Frage an Rebecca Harms von Brigitte S. bezüglich Soziale Sicherung
Sehr geehrte Frau Harms
Meine Fragen:
Wann erhalten die Opfer endlich die Entschädigung und Entschuldigung die ihnen zusteht?
Wann erhalten die Opfer endlich eine Conterganrente nach europäischem Standard (in England gibt es z.B. die dreifache Rente)?
Wann erhalten die Opfer endlich Hilfe bei Umbauten?
Wann erhalten die Opfer endlich den Ausgleich dafür, dass sie nicht oder nur teilweise in die Rentenkasse einzahlen konnten, da sie nicht oder nur wenige Jahre arbeiten konnten?
Wann erhalten die Opfer endlich die Assistenz die sie benötigen?
Und wann beleuchtet die Politik endlich die Hintergründe des Conterganverbrechens?
Wie stehen Sie persönlich dazu das es ein 3. Contergan Änderungsgesetz geben soll ?
Sehr geehrte Frau Speer,
vielen Dank für Ihre Email und Ihre Fragen.

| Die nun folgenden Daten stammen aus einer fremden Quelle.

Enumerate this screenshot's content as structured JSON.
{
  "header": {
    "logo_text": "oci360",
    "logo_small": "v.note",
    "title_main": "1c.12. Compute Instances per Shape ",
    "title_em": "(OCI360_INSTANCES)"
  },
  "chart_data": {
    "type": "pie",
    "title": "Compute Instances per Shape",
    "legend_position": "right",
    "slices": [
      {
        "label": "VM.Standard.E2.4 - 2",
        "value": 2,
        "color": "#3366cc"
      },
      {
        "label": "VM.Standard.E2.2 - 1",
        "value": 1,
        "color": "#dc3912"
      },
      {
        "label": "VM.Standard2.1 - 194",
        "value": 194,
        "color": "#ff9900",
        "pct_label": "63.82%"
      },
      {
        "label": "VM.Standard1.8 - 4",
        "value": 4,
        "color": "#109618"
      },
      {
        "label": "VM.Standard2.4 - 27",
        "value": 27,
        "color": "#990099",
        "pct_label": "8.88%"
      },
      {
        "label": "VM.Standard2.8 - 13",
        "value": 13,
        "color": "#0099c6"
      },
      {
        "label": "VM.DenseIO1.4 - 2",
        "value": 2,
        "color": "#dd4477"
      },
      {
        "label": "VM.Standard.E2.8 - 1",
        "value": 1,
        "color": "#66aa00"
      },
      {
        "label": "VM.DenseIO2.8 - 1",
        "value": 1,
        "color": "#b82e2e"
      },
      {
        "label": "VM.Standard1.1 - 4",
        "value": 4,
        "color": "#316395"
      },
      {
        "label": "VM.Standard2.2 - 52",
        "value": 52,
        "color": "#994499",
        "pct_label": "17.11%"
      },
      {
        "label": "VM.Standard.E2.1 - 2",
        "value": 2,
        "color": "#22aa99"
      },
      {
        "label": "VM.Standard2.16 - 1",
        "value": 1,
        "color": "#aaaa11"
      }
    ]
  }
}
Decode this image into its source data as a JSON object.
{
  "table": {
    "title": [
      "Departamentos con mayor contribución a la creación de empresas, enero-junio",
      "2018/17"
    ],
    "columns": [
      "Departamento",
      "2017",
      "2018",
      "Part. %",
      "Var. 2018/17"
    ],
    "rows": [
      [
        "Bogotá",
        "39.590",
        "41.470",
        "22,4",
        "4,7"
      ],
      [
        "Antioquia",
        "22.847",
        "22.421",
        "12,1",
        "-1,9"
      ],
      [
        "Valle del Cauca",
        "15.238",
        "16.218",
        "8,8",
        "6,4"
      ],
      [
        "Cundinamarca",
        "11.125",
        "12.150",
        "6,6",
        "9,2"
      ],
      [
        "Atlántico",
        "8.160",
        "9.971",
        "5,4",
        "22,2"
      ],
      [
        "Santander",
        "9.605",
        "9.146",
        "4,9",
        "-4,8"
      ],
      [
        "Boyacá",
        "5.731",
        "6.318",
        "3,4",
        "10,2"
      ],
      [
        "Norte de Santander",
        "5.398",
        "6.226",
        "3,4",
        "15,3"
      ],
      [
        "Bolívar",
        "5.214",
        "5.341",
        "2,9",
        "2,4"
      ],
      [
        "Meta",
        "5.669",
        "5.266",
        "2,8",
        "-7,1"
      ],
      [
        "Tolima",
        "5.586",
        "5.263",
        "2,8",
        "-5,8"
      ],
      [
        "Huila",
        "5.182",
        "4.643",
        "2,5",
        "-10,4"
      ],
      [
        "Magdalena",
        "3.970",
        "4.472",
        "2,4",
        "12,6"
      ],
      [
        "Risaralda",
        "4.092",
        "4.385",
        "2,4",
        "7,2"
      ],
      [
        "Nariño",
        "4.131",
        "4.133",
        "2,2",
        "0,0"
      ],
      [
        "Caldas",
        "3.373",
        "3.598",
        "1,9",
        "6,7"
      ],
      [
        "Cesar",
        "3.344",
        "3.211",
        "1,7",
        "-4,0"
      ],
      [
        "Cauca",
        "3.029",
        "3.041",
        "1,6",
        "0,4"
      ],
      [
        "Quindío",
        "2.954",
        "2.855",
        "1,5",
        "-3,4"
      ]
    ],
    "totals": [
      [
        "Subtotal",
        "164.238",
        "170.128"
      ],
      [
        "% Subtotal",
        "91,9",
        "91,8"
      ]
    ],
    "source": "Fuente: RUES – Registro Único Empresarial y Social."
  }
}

Ich kann Ihre Enttäuschung über die geringe Entschädigungsrente für Contergan-Opfer und Ihren Appell an unsere moralische Verantwortung als Politiker nachvollziehen.
Ich glaube allerdings, dass die Abgeordneten des Europäischen Parlaments nicht die geeigneten Ansprechpartner sind.
Denn als die Verwendung von Contergan 1961 eingestellt wurde, gab es noch gar keine EU-Gesetzgebung zu Pharmazeutika. Tatsächlich war der Contergan-Skandal der Auslöser der ersten EU-Gesetzgebung in 1965 - um sicherzustellen, dass ein Produkt vor der Vermarktung zugelassen wird. Für Contergan-Opfer ist die EU-Gesetzgebung jedoch ohne Relevanz.
Selbst wenn dem nicht so wäre: die Haftung der Pharmakonzerne in der aktuellen Gesetzgebung ist rein national geregelt. Die entsprechende EU-Richtlinie 2001/83 sieht lediglich vor, dass Hersteller für die zugelassenen Medikamente haftbar sind - aber die genauen Haftungsregeln hängen vom nationalen Zivilrecht/Strafrecht ab. Und dies ist kategorisch nicht harmonisiert, d.h., die EU-Ebene muss sich hier raushalten. Es gibt auch keine europäischen „Renten-Standards“.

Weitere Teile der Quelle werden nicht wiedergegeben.